Off and on for a few years in the early ’90s, director André Gregory gathered with his old My Dinner With André co-star Wallace Shawn and a handful of New York actors to rehearse Anton Chekhov’s Uncle Vanya in a crumbling theater. They came together for the community of it, and for the exercise, and though they invited friends to come watch, they never performed for more than a few dozen people. As a way of preserving the project—and saying goodbye—Gregory and Shawn invited their My Dinner With André director Louis Malle to film it. They chose to record their Vanya in a way that captured its particular power.
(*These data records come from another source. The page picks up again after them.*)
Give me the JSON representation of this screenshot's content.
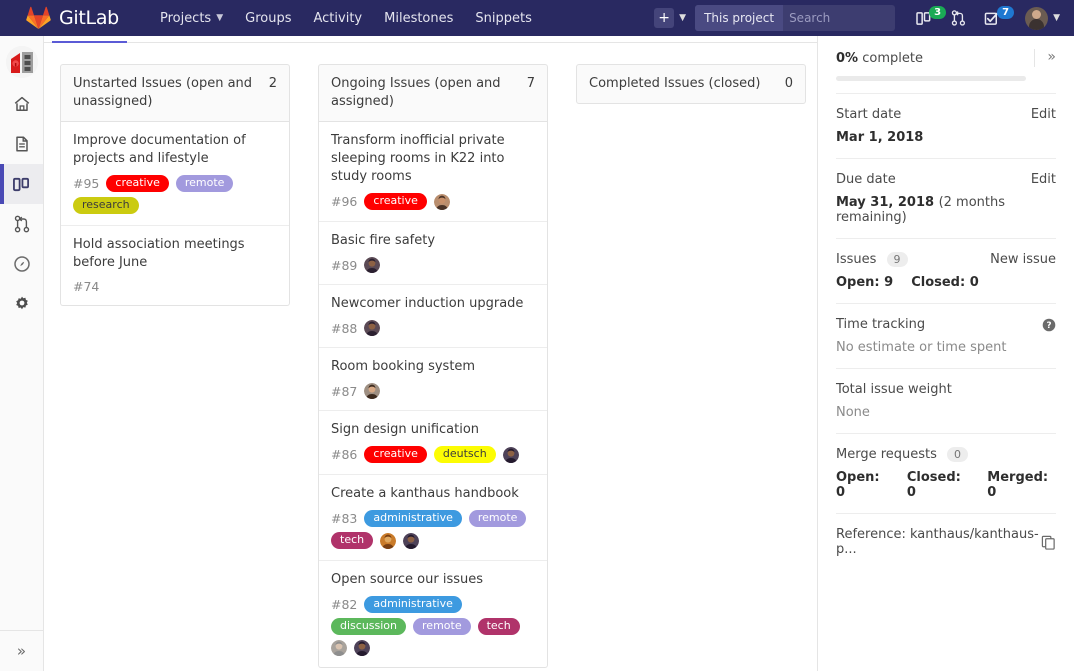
{
  "navbar": {
    "brand": "GitLab",
    "links": [
      {
        "label": "Projects",
        "has_caret": true
      },
      {
        "label": "Groups",
        "has_caret": false
      },
      {
        "label": "Activity",
        "has_caret": false
      },
      {
        "label": "Milestones",
        "has_caret": false
      },
      {
        "label": "Snippets",
        "has_caret": false
      }
    ],
    "plus_label": "+",
    "search": {
      "scope": "This project",
      "placeholder": "Search",
      "value": ""
    },
    "issues_badge": "3",
    "issues_badge_color": "#1aaa55",
    "todos_badge": "7",
    "todos_badge_color": "#1f78d1"
  },
  "sidebar": {
    "items": [
      {
        "name": "project-avatar",
        "label": "Project avatar",
        "active": false
      },
      {
        "name": "sidebar-item-overview",
        "label": "Overview",
        "active": false
      },
      {
        "name": "sidebar-item-repository",
        "label": "Repository",
        "active": false
      },
      {
        "name": "sidebar-item-issues",
        "label": "Issues",
        "active": true
      },
      {
        "name": "sidebar-item-merge-requests",
        "label": "Merge Requests",
        "active": false
      },
      {
        "name": "sidebar-item-cicd",
        "label": "CI / CD",
        "active": false
      },
      {
        "name": "sidebar-item-settings",
        "label": "Settings",
        "active": false
      }
    ],
    "collapse_label": "»"
  },
  "board": {
    "columns": [
      {
        "title": "Unstarted Issues (open and unassigned)",
        "count": "2",
        "cards": [
          {
            "title": "Improve documentation of projects and lifestyle",
            "id": "#95",
            "labels": [
              {
                "text": "creative",
                "color": "#ff0000"
              },
              {
                "text": "remote",
                "color": "#a29ade"
              },
              {
                "text": "research",
                "color": "#cbcb10"
              }
            ],
            "avatars": []
          },
          {
            "title": "Hold association meetings before June",
            "id": "#74",
            "labels": [],
            "avatars": []
          }
        ]
      },
      {
        "title": "Ongoing Issues (open and assigned)",
        "count": "7",
        "cards": [
          {
            "title": "Transform inofficial private sleeping rooms in K22 into study rooms",
            "id": "#96",
            "labels": [
              {
                "text": "creative",
                "color": "#ff0000"
              }
            ],
            "avatars": [
              {
                "skin": "#c8906a",
                "hair": "#4a3327",
                "bg": "#b98e6e"
              }
            ]
          },
          {
            "title": "Basic fire safety",
            "id": "#89",
            "labels": [],
            "avatars": [
              {
                "skin": "#8d6144",
                "hair": "#2b2030",
                "bg": "#5b4a55"
              }
            ]
          },
          {
            "title": "Newcomer induction upgrade",
            "id": "#88",
            "labels": [],
            "avatars": [
              {
                "skin": "#8d6144",
                "hair": "#2b2030",
                "bg": "#5b4a55"
              }
            ]
          },
          {
            "title": "Room booking system",
            "id": "#87",
            "labels": [],
            "avatars": [
              {
                "skin": "#d8a985",
                "hair": "#3d2a1e",
                "bg": "#9e8f82"
              }
            ]
          },
          {
            "title": "Sign design unification",
            "id": "#86",
            "labels": [
              {
                "text": "creative",
                "color": "#ff0000"
              },
              {
                "text": "deutsch",
                "color": "#fcfc03"
              }
            ],
            "avatars": [
              {
                "skin": "#8d6144",
                "hair": "#241a2e",
                "bg": "#4e4258"
              }
            ]
          },
          {
            "title": "Create a kanthaus handbook",
            "id": "#83",
            "labels": [
              {
                "text": "administrative",
                "color": "#3d9ae0"
              },
              {
                "text": "remote",
                "color": "#a29ade"
              },
              {
                "text": "tech",
                "color": "#b0336a"
              }
            ],
            "avatars": [
              {
                "skin": "#e0a860",
                "hair": "#7a3f12",
                "bg": "#c97b2a"
              },
              {
                "skin": "#8d6144",
                "hair": "#241a2e",
                "bg": "#4e4258"
              }
            ]
          },
          {
            "title": "Open source our issues",
            "id": "#82",
            "labels": [
              {
                "text": "administrative",
                "color": "#3d9ae0"
              },
              {
                "text": "discussion",
                "color": "#5cb85c"
              },
              {
                "text": "remote",
                "color": "#a29ade"
              },
              {
                "text": "tech",
                "color": "#b0336a"
              }
            ],
            "avatars": [
              {
                "skin": "#d9c3b0",
                "hair": "#8e8e8e",
                "bg": "#a9a39c"
              },
              {
                "skin": "#8d6144",
                "hair": "#241a2e",
                "bg": "#4e4258"
              }
            ]
          }
        ]
      },
      {
        "title": "Completed Issues (closed)",
        "count": "0",
        "cards": []
      }
    ]
  },
  "rightbar": {
    "progress_percent": "0%",
    "progress_suffix": "complete",
    "collapse_label": "»",
    "start_date": {
      "label": "Start date",
      "action": "Edit",
      "value": "Mar 1, 2018"
    },
    "due_date": {
      "label": "Due date",
      "action": "Edit",
      "value": "May 31, 2018",
      "remaining": "(2 months remaining)"
    },
    "issues": {
      "label": "Issues",
      "counter": "9",
      "action": "New issue",
      "open": "Open: 9",
      "closed": "Closed: 0"
    },
    "time_tracking": {
      "label": "Time tracking",
      "value": "No estimate or time spent"
    },
    "issue_weight": {
      "label": "Total issue weight",
      "value": "None"
    },
    "merge_requests": {
      "label": "Merge requests",
      "counter": "0",
      "open": "Open: 0",
      "closed": "Closed: 0",
      "merged": "Merged: 0"
    },
    "reference": "Reference: kanthaus/kanthaus-p..."
  }
}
The actors wore street clothes and performed in a mostly bare space, while Malle filmed a docu-realistic (though carefully staged) opening sequence in which the cast arrives at the theater and mills about before easing into the play. A marvelous convergence occurred: Chekhov’s depiction of an estate in decline wound up resonating with the location of the performance, and the valedictory turns of the actors. Then, as if on cue, to add a melancholy undertone, Malle died a little over a year after his Vanya On 42nd Street premiered. It would be his final film.
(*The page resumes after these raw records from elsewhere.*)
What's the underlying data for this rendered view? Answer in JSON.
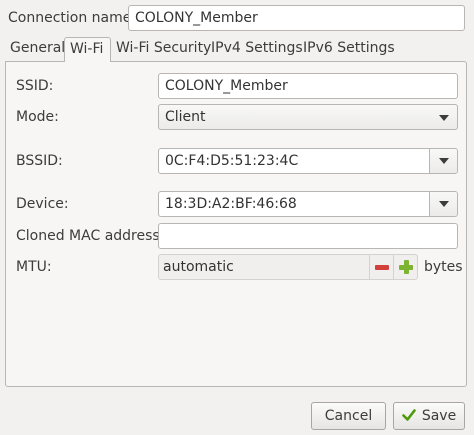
{
  "connection": {
    "label": "Connection name:",
    "value": "COLONY_Member"
  },
  "tabs": [
    {
      "label": "General"
    },
    {
      "label": "Wi-Fi",
      "active": true
    },
    {
      "label": "Wi-Fi Security"
    },
    {
      "label": "IPv4 Settings"
    },
    {
      "label": "IPv6 Settings"
    }
  ],
  "wifi": {
    "ssid": {
      "label": "SSID:",
      "value": "COLONY_Member"
    },
    "mode": {
      "label": "Mode:",
      "value": "Client"
    },
    "bssid": {
      "label": "BSSID:",
      "value": "0C:F4:D5:51:23:4C"
    },
    "device": {
      "label": "Device:",
      "value": "18:3D:A2:BF:46:68"
    },
    "cloned_mac": {
      "label": "Cloned MAC address:",
      "value": ""
    },
    "mtu": {
      "label": "MTU:",
      "value": "automatic",
      "unit": "bytes"
    }
  },
  "buttons": {
    "cancel": "Cancel",
    "save": "Save"
  },
  "colors": {
    "minus": "#d1403a",
    "plus": "#7cb330",
    "save_check": "#4e9a06"
  },
  "icons": [
    "chevron-down-icon",
    "minus-icon",
    "plus-icon",
    "checkmark-icon"
  ]
}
Vanya On 42nd Street was well-reviewed when it came out in 1994, but it’s even better now, for a number of reasons. For one, in spite of the varying age and experience of the cast, each was at the peak of his or her respective powers: the young Brooke Smith and Julianne Moore, the middle-aged Larry Pine and Wallace Shawn, and the elderly George Gaynes, Lynn Cohen, and Phoebe Brand. All had careers bouncing between theater, film, and television, but after years of playing and re-playing Chekov’s story of a vain professor, his young wife, and the family whose lives they upend over the course of a few months in the country, they succeeded in erasing the line between actor and character. And there’s a lot that Vanya On 42nd Street captures that means more now than it did in ’94, such as the introductory shots of the sleazy, pre-Disneyfied Times Square—a neighborhood that was transformed in part when Disney bought and restored the New Amsterdam Theater, where this movie was shot.
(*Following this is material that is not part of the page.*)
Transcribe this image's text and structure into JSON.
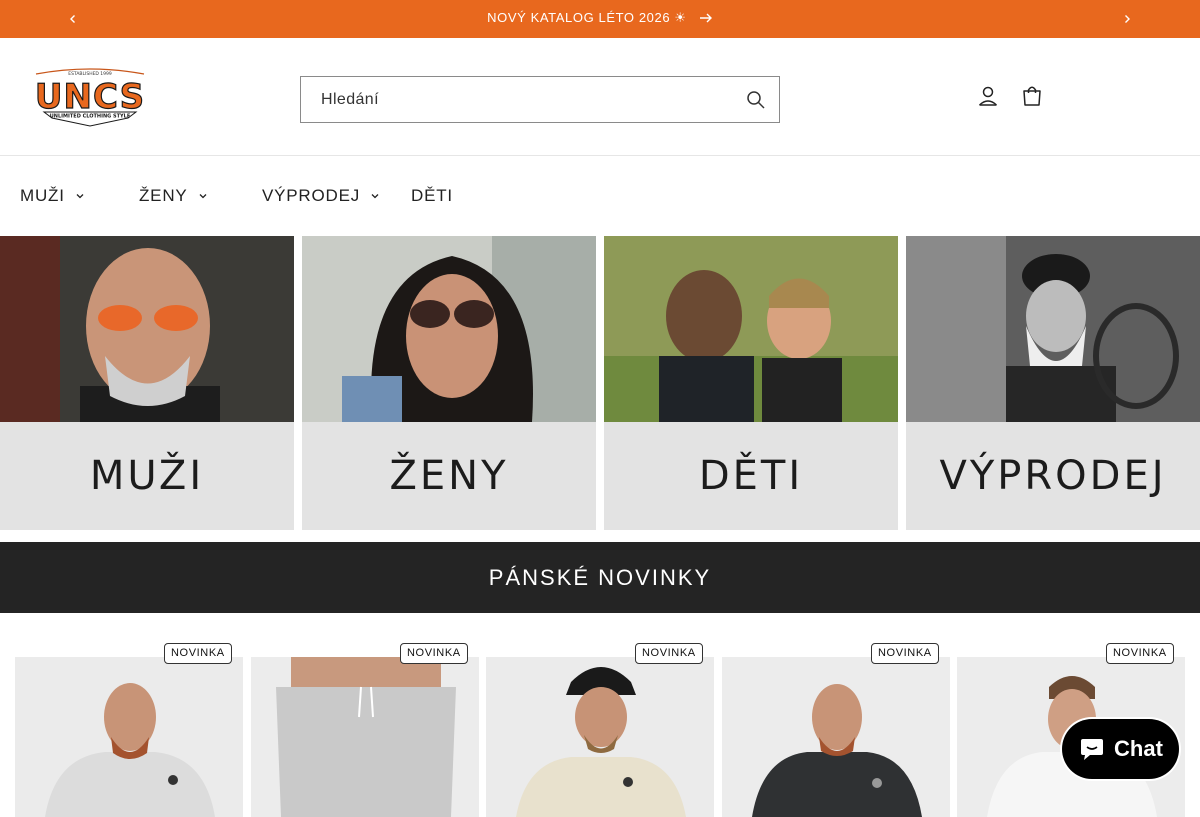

Also inadvertently special? The look of Vanya On 42nd Street, which was shot on film instead of video, as it likely would be today. Modern digital cameras are capable of achieving the intimacy and luminescence that Malle and cinematographer Declan Quinn brought to Vanya, but the effort Malle and Quinn put in makes a difference. Just knowing how often the crew would’ve had to stop and reload the film makes the lived-in quality of these performances all the more remarkable. The movie feels like two hours of theater captured in real time, not something shot over the course of weeks.
The unsung hero of this whole experience is David Mamet, who provided a very lean and natural-sounding Chekhov translation, honoring the elemental qualities of its plot and characters without trying to make it “relevant” or “modern” per se. The unfussiness of Mamet’s script—like the sparseness of the decor and costuming—allows the actors to work pure, weaving a spell with subtle gestures, postures, and inflections as much as with their words. That makes it all the more poignant when Pine as Dr. Astrov pores over his historical maps, or when Smith as the lovelorn Sonya tells Shawn’s Vanya that someday they’ll reflect on this wretched time of their lives with tenderness and nostalgia. Everything is so basic that the actors aren’t just speaking for the characters, but for themselves—and for the audiences still to come.
Key features: A new half-hour documentary that looks back, with appropriate wistfulness, on the whole process.